Il y avait un certain temps qu’ils étaient cernés dans cette maison, et la soif leur infligeait de cruelles souffrances, lorsque les nègres qui étaient avec la mission proposèrent de percer les murs de la maison pendant la nuit, de s’évader et, ayant la vie sauve, de s’organiser pour effectuer le voyage du retour. M. Blanchet et ses deux compagnons répondirent qu’il leur serait impossible de voyager à pied et qu’ils ne sortiraient pas de la maison. Les nègres s’en furent et les abandonnèrent, avec Mohammed Sek, dans une situation des plus critiques.
Ces nègres [il s’agit des tirailleurs de la mission] passèrent chez nous et nous leur donnâmes un guide et ce qu’il faut en fait d’outrés et autres objets.
Arrivés à Thouaïla, ils rencontrèrent une très importante caravane de Zouaïa [marabouts] de l’Adrar. Ils l’attaquèrent, tuèrent huit hommes aux Zouaïa et les dépouillèrent de ce qu’ils possédaient.

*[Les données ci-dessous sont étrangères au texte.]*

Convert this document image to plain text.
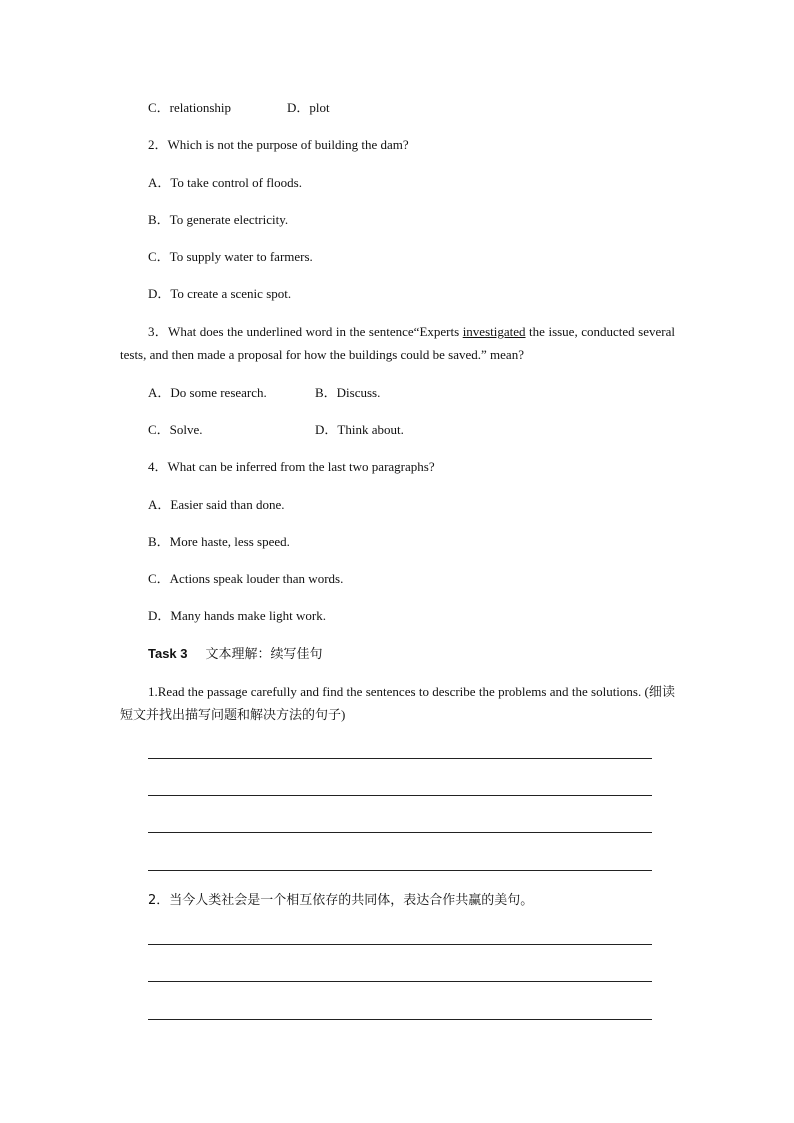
C．relationship	D．plot
2．Which is not the purpose of building the dam?
A．To take control of floods.
B．To generate electricity.
C．To supply water to farmers.
D．To create a scenic spot.
3．What does the underlined word in the sentence“Experts investigated the issue, conducted several tests, and then made a proposal for how the buildings could be saved.” mean?
A．Do some research.	B．Discuss.
C．Solve.	D．Think about.
4．What can be inferred from the last two paragraphs?
A．Easier said than done.
B．More haste, less speed.
C．Actions speak louder than words.
D．Many hands make light work.
Task 3 文本理解：续写佳句
1.Read the passage carefully and find the sentences to describe the problems and the solutions. (细读短文并找出描写问题和解决方法的句子)
2．当今人类社会是一个相互依存的共同体，表达合作共赢的美句。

Quand ces événements furent connus à Saint-Louis, une lettre me fut adressée et une autre à Cheikh Sidiya, nous engageant à nous efforcer de porter secours à M. Blanchet et à ses compagnons. Je montai à cheval dans ce but et me mis en route, à une époque où la température est très élevée.
A mon arrivée dans l’Adrar, je trouvai les habitants unanimement décidés, soit à tuer les membres de la mission Blanchet, soit à les conduire au sultan du Maroc. Je dis alors à El Mokhtar : « Il vous faut les abandonner en mes mains, cela sera profitable à tous les musulmans; en effet, le gouvernement français entoure notre pays de ses possessions, et il est indispensable d’éviter avec lui les froissements; le mieux est de montrer de la loyauté aux Français et de leur donner satisfaction; j’ai appris à les connaître, pendant trente ans et je dois à la vérité de proclamer leur sincérité et leur droiture ».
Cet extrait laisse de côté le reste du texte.